Friday, April 04, 2008

“Quidquid latine dictum sit, altum sonatur”

My own skill set is changing lately. I used to call myself a periphery developer in relation to core developers. I used to do the installsheilds for complex applications, some GUI type programming, enterprise level build systems and test automation systems. Today, I mentor and consult on many aspect of these parts. One of the things I advocate is making code maintainable. That means, can the next person who needs to deal with the code use it well.

I had a discussion with a colleague recently and he recently inherited a "pristine enterprise application", >90% code coverage, thousands of JUnit tests, and properly written, from a tester point of view.
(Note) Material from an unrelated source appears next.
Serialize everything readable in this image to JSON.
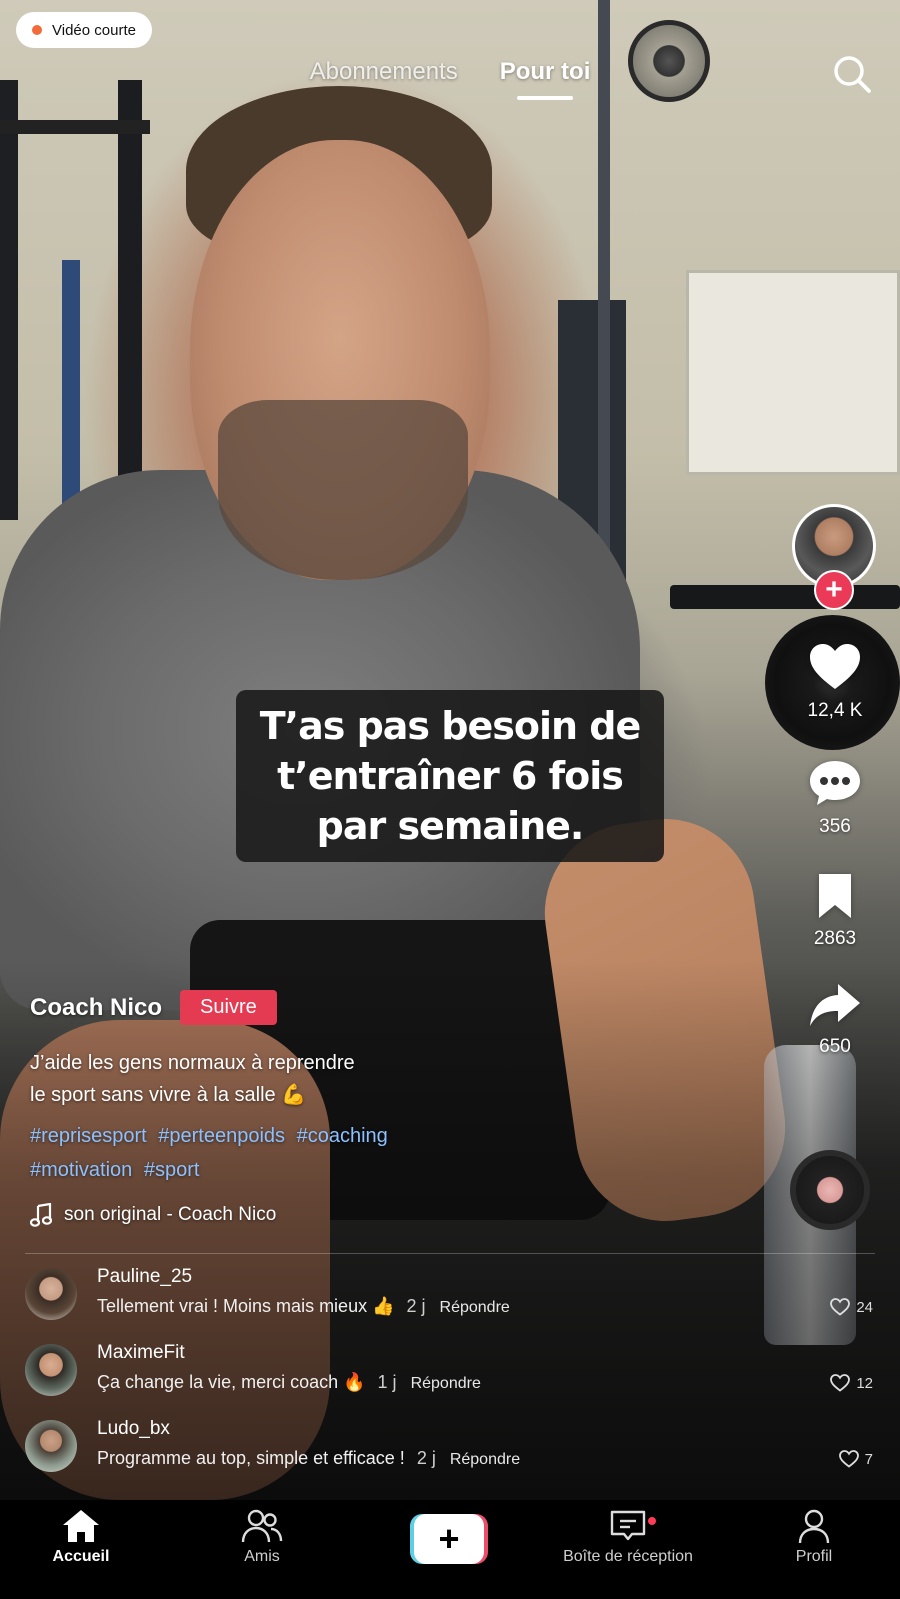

In fact, when I had the chance to make it fall over, it was during a performance test and we simulated 40000 users hammering on this thing concurrently, and it held up to that torrent of traffic. Nicely done. Anyway, he was asked to make a quick fix for some new feature that may require a "hack". He told me in the parking lot that he was "violently opposed to any hacks because he came from a world of hacks". I was ecstatic to hear that, when someone care about the code so much to keep it testable. I think this an attitude that everyone should approach their code with.

Every time you make a hack, you make it difficult for the next person. On the karma scale, its pretty low for developers to do this. I also understand why developers do that since I am also guilty for making hacks to brand new code. I'm not perfect and the code I had to "hack", I made sure the next person knew that by commenting in giant letter "THIS IS A HACK, I'm really sorry". Sometime there are just time pressures and limitation that require it and sometimes its for the greater good.

Testers can just hack up tests too, this karma scale applies (even if the political situation negates the time for testing).

So, I know why things get hacked, but if you make it maintainable from the start, its best to defend that type of code base at all costs.

Anyway, the reason I thought about this was because of this website on how to create unmaintainable code. Basically, do the exact opposite of everything he says. :-)

“Quidquid latine dictum sit, altum sonatur” which translates to “Whatever is said in Latin sounds profound.”